The White House followed through on previous promises to pursue stronger oversight of commercial spyware companies and how their products are used in the U.S.
The Biden administration announced major federal action against commercial spyware technologies with a new executive order prohibiting the U.S. government from using commercial spyware products which threaten national security and human rights.
Commercial spyware refers to surveillance software that can be sold and installed discreetly, often without the knowledge of an end user. After installation, the software can extract and augment sensitive data within a device.
As the health of national security shifts to a digital frontier, President Joe Biden’s new executive order will work to prevent government agencies and personnel from being the targets of malicious spyware by restricting its usage.
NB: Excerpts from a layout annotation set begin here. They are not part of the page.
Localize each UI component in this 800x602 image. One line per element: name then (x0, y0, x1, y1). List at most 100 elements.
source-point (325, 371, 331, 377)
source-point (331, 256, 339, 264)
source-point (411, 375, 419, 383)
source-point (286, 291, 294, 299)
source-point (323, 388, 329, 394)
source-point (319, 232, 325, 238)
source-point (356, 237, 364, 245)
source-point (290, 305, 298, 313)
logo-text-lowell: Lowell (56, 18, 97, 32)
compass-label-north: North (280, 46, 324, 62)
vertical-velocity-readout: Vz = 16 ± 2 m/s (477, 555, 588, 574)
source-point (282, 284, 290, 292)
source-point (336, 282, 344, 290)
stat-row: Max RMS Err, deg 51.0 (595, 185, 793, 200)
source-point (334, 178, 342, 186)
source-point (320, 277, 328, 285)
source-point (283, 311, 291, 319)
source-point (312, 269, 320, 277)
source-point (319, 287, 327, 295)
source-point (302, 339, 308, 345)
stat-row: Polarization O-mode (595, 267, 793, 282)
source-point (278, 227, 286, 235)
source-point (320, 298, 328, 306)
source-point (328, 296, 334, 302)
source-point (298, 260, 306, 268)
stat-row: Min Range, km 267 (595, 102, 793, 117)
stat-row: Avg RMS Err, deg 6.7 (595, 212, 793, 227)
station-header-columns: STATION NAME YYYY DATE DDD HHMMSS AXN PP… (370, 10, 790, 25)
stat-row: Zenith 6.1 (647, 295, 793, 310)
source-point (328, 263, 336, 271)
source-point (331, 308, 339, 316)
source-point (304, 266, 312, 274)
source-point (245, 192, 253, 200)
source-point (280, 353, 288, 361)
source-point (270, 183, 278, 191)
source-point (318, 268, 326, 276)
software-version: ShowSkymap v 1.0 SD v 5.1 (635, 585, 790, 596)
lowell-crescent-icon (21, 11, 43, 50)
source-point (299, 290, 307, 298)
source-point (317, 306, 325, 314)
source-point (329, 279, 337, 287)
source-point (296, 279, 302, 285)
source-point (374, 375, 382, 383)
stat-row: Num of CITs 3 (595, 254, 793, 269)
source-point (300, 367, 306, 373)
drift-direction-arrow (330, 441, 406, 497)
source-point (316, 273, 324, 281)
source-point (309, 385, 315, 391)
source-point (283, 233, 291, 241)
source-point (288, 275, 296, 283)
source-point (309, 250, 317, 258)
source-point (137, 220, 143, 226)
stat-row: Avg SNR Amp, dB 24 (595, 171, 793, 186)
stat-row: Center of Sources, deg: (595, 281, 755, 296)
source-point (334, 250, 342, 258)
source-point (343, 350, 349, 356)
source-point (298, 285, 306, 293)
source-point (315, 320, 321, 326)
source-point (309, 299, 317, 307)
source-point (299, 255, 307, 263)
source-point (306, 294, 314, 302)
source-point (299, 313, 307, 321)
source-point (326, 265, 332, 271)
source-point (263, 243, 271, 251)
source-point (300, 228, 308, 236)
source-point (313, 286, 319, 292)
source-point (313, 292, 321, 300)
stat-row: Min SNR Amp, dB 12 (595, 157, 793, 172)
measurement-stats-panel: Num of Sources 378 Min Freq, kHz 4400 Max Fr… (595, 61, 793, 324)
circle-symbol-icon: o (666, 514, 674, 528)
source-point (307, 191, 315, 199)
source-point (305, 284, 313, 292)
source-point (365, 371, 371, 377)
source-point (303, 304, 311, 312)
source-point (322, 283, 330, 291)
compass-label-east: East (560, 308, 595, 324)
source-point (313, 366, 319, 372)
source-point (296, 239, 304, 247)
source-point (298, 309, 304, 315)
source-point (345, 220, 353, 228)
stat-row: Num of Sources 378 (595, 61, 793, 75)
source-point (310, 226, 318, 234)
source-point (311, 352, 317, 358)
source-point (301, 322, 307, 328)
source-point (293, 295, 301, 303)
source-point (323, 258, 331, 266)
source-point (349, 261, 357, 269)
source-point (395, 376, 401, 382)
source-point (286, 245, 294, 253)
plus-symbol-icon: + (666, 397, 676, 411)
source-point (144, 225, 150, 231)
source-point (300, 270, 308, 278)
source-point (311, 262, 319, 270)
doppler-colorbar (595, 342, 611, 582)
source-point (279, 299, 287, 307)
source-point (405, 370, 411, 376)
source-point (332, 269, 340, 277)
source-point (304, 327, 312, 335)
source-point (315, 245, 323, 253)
Officials on a press call confirmed at least 50 U.S. personnel overseas were targeted by commercial spyware, spurring further federal action to reduce U.S. data exposure.
“This executive order will serve as a concrete demonstration of US leadership and commitment to countering the misuse of commercial spyware and other surveillance technology,” a senior administration official said during a press call on Monday. “The executive order…prohibits departments and agencies across the federal government, from operationally using commercial spyware tools that pose significant counterintelligence or security risks to the U.S. government, or significant risks of improper use by a foreign government or foreign person, including to target Americans or enable human rights abuses, and it encompasses spyware tools that are furnished by foreign or domestic commercial entities.”
The administration noted that it has seen a “growing number” of foreign governments utilizing commercial spyware against their own citizens in both democratic and authoritarian regimes. In 2021, the Biden administration launched a multi-agency initiative to study how commercial surveillance tech can be used against civil rights and what policy measures would be needed to counter these effects.
The Department of Commerce moved in sync with these efforts in November 2021 by adding four foreign companies based in Israel, Russia and Singapore to its list of designated spyware technology suppliers. They were subsequently placed on federal export control.
“As we dug into this effort, we also recognized quickly that the proliferation of commercial spyware poses distinct and growing counterintelligence and security risks to the United States, including to the safety and security of U.S. personnel and their families,” the senior administration official said.
Preceding this executive order, the Biden administration had issued export controls on software linked to known spyware. Now, the executive order functions as a “consensus product” between all U.S. departments and agencies, ensuring that federal agencies using commercial spyware align with U.S. foreign policy and national security interests, and that they do not contribute to commercial spyware abuse.
By formalizing potential factors that could indicate cybersecurity risks, the executive order attempts to add some oversight into a broadly uncontrolled industry. It aims to function as an information sharing vehicle to ensure that federal agencies can make accurate determinations on commercial spyware with precise information on its security and impacts.
“We believe this executive order will also help spur reform in a largely unregulated and insufficiently controlled industry, including by outlining responsible use, and remedial factors that are intended to prevent misuse and reduce risks to U.S. national security,” the senior administration official added.